Royal Dutch Shell PLC’s Ben van Beurden and BG Group’s Helge Lund were both hired as chief executives with turnaround visions for energy companies that had lost their way.
Now Mr. van Beurden is looking to lead a newly combined company after Shell’s $69.6 billion bid for BG was accepted. And Mr. Lund finds himself in limbo just two months into his stint at BG.
It is an unfamiliar position for both men.
Mr. van Beurden, a 56-year-old Dutchman with more than 30 years of experience at Shell, was better known for selling off parts of his company than acquiring new businesses. He had spent much time since arriving in early 2014 on the more prosaic tasks of increasing shareholder value: divesting noncore assets and avoiding risky projects.
Mr. Lund, 52 years old, developed a reputation as a mergers-and-acquisitions whiz in 10 years as chief executive of Norwegian oil giant Statoil ASA. He steered the company through a 2007 merger with the oil-and-gas arm of Norsk Hydro ASA, and sold off more than $20 billion in assets from 2010 to 2014.
But as the negotiations for a tie-up unfolded between Shell and BG, Mr. Lund appears to have been left on the sidelines.
Mr. van Beurden told reporters Wednesday that the talks began with a March 15 meeting with BG Chairman Andrew Gould. Mr. Lund was informed later of the discussions, Mr. Gould said.
At a Wednesday news conference in London, Mr. Lund wasn’t present. Mr. van Beurden said he was needed at BG’s headquarters in Reading, southern England—two hours away—to talk to employees and investors.
“There is nothing whatsoever to be read in his absence,” Mr. van Beurden said.
Mr. van Beurden wasn’t available for an interview.
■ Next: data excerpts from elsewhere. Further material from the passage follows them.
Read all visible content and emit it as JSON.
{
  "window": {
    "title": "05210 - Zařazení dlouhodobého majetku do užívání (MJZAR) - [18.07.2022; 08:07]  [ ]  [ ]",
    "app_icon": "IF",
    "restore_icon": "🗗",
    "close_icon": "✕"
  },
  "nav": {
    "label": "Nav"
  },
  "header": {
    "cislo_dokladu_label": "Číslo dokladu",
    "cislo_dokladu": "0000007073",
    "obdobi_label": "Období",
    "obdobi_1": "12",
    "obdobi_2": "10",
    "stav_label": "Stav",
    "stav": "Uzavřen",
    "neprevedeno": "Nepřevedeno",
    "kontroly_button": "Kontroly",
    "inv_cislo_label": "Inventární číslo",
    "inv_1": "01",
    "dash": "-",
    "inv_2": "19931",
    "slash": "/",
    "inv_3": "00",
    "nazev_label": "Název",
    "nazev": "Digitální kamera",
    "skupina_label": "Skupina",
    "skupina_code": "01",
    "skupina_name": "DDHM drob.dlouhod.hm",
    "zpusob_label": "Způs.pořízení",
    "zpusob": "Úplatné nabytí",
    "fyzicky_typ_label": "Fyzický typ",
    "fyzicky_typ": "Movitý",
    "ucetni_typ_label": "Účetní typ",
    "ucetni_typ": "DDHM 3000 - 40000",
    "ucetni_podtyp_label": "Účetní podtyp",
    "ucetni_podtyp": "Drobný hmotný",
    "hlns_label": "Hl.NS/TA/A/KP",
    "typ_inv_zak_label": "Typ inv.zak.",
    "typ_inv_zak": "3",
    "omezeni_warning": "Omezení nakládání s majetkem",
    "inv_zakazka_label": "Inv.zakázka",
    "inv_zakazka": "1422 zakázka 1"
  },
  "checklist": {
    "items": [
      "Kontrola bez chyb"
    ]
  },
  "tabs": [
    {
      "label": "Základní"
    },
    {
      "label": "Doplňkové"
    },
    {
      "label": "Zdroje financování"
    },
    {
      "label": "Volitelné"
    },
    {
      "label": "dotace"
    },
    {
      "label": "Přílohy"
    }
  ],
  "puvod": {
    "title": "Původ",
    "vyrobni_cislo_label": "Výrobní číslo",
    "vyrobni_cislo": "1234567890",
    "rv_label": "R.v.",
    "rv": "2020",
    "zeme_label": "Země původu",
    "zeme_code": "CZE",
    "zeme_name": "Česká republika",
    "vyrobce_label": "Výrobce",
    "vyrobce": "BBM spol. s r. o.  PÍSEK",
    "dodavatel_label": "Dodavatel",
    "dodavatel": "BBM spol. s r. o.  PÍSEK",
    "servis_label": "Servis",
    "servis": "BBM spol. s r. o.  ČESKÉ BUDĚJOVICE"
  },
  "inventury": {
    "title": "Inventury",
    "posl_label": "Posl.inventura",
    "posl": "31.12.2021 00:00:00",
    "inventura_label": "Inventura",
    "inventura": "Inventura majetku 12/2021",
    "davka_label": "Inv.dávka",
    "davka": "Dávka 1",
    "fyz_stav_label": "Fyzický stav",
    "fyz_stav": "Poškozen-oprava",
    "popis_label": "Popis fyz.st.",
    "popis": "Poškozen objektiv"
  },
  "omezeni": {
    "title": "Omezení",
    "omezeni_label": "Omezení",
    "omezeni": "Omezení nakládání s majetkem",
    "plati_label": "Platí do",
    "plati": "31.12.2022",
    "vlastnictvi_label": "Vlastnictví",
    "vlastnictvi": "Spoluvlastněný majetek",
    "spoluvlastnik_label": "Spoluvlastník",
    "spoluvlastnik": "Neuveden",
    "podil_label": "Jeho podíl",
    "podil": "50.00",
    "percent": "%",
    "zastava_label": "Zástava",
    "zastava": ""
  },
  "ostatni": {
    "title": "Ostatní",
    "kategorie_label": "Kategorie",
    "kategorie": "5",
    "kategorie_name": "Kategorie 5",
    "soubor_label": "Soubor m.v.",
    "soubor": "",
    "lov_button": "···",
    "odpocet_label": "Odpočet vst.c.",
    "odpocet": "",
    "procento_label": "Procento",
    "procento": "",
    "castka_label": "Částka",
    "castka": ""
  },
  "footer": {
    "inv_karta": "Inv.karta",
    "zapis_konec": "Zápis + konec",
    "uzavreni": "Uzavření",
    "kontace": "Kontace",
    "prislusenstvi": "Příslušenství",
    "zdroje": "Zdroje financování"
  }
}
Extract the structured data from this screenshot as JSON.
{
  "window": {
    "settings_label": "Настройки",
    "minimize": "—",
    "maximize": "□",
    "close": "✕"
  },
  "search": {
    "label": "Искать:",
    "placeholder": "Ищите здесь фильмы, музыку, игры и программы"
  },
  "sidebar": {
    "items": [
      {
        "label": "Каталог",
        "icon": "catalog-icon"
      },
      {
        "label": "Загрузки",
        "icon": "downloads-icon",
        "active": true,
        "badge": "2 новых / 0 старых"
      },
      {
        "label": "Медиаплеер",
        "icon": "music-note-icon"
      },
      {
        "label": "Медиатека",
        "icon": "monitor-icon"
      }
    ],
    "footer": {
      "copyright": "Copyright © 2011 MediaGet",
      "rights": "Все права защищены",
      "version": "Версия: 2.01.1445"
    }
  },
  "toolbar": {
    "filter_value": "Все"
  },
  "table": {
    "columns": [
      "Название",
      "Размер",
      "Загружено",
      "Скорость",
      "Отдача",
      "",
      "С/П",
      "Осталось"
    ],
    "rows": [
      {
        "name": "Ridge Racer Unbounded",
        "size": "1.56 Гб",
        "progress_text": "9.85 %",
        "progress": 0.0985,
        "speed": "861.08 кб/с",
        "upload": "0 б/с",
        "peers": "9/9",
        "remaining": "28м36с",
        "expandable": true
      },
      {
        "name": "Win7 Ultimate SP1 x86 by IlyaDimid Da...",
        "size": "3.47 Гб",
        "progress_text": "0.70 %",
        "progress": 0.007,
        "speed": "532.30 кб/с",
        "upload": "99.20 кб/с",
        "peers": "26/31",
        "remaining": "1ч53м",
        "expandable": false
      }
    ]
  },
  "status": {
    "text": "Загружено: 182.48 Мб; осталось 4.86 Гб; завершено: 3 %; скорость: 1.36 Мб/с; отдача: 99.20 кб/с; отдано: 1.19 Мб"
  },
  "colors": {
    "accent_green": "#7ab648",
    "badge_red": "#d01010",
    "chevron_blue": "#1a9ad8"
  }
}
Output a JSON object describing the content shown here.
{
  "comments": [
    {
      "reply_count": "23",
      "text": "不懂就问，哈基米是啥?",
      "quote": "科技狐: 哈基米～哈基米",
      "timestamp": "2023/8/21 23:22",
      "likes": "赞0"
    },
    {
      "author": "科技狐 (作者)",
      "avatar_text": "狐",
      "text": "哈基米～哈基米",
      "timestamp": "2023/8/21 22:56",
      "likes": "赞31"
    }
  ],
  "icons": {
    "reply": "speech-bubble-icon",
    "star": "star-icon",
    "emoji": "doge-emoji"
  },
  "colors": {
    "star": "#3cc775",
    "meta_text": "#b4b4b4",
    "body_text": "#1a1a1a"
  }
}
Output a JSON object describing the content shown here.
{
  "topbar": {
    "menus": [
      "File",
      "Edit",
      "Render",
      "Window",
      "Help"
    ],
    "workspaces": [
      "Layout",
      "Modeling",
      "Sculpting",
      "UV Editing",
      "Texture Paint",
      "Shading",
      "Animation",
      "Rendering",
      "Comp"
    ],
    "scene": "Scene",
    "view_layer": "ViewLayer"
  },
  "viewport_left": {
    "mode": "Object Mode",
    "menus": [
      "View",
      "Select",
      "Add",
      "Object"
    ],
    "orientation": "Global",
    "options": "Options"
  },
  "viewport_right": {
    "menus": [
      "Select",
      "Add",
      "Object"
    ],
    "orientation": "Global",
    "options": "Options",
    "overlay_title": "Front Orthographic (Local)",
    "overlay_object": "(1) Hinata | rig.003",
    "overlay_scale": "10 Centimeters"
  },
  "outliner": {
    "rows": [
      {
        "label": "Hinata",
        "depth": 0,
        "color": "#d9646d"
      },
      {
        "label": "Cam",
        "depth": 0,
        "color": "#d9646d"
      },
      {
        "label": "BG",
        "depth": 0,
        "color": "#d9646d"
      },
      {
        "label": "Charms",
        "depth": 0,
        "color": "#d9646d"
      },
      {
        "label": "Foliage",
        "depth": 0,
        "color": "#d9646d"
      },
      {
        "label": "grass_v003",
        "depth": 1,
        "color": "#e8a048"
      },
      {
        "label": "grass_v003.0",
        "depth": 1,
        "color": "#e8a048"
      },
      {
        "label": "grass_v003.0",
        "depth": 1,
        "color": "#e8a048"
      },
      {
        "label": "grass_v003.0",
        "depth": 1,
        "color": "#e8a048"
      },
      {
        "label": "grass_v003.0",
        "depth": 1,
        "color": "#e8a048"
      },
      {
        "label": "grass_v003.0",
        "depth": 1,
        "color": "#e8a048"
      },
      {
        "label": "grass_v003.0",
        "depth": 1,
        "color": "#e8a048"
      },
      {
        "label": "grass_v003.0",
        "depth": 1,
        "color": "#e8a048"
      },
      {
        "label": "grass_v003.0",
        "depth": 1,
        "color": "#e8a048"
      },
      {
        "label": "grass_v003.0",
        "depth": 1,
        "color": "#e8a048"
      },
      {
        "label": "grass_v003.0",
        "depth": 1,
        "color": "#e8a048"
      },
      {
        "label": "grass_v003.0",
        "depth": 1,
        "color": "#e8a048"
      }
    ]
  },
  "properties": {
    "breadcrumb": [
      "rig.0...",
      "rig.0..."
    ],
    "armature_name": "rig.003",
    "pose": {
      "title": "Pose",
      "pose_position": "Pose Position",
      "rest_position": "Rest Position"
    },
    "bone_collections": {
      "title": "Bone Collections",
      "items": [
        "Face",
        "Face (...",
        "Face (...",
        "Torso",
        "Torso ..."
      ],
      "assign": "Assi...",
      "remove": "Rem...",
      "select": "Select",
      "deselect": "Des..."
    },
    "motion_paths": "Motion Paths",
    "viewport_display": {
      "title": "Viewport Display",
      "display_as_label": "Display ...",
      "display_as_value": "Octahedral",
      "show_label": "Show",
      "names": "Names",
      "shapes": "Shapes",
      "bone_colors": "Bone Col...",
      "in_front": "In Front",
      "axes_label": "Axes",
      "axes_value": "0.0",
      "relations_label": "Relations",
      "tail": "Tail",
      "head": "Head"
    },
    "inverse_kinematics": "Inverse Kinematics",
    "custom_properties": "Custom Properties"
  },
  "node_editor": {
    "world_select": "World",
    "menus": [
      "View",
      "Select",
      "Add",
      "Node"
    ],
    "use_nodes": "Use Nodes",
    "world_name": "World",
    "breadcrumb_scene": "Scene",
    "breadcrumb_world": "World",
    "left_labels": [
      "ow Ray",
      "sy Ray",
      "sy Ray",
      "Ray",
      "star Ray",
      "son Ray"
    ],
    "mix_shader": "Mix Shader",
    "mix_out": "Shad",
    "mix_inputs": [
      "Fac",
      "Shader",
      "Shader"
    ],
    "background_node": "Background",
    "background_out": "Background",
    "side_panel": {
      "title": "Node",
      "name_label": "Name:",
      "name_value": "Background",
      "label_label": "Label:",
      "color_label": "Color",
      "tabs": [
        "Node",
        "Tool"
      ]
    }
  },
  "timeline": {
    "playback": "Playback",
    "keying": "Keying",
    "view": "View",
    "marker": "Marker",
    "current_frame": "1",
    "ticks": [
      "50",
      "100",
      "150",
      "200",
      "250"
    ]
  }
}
BG didn’t respond to an interview request.
The BG deal caps a three-decade career at Shell for Mr. van Beurden, who got his start in 1983 after graduating with a master’s degree in chemical engineering from Delft University of Technology in the Netherlands. By 2006, he had taken over Shell’s chemicals division and turned it around.
In his first months as chief executive, Mr. van Beurden split Shell into 150 performance units to evaluate profitability, aiming to repeat his success on a larger scale.
He told executives to view their divisions as small units and ask “which could be a small company in its own right?” Those that couldn’t would be sold or closed.
In 2014, Shell made $15 billion through the sale of assets and the flotation of its pipeline business in the U.S. Its divestments included shale oil and gas interests in North America and downstream businesses in several countries.
“The mantra of being excellent is very necessary, but it is not good enough,” Mr. van Beurden said last year.
By contrast, Mr. Lund, a Norwegian known for being down-to-earth compared with other oil executives, used his position to expand Statoil’s global portfolio. He pushed into several new markets—including U.S. shale assets—taking its international output to 744,000 barrels a day in 2014, up 76% since 2007, and countering falling output off Norway.
In 2014, he was among the first oil executives to introduce a cost-cutting plan—in February, well before the oil-price plunge.
At BG, Mr. Lund was primed to take on a company weighed down by profit warnings, write-downs and lower-than-expected production. His main problems at BG would have been two projects that will soon be in the hands of Mr. van Beurden at Shell: offshore oil fields in Brazil and a natural-gas project in Australia.
Mr. Gould of BG said Mr. Lund had been kept abreast of the talks and wasn’t unhappy about them. He said Mr. Lund would run BG until the deal closes.
“And then he will do his own thing,” Mr. Gould said.
Oslo-based Pareto Securities analyst Trond Omdal said Mr. Lund might be tempted to take over a smaller company, like former BP PLC Chief Executive Tony Hayward did when he took the helm at Genel Energy . He could also serve on corporate boards.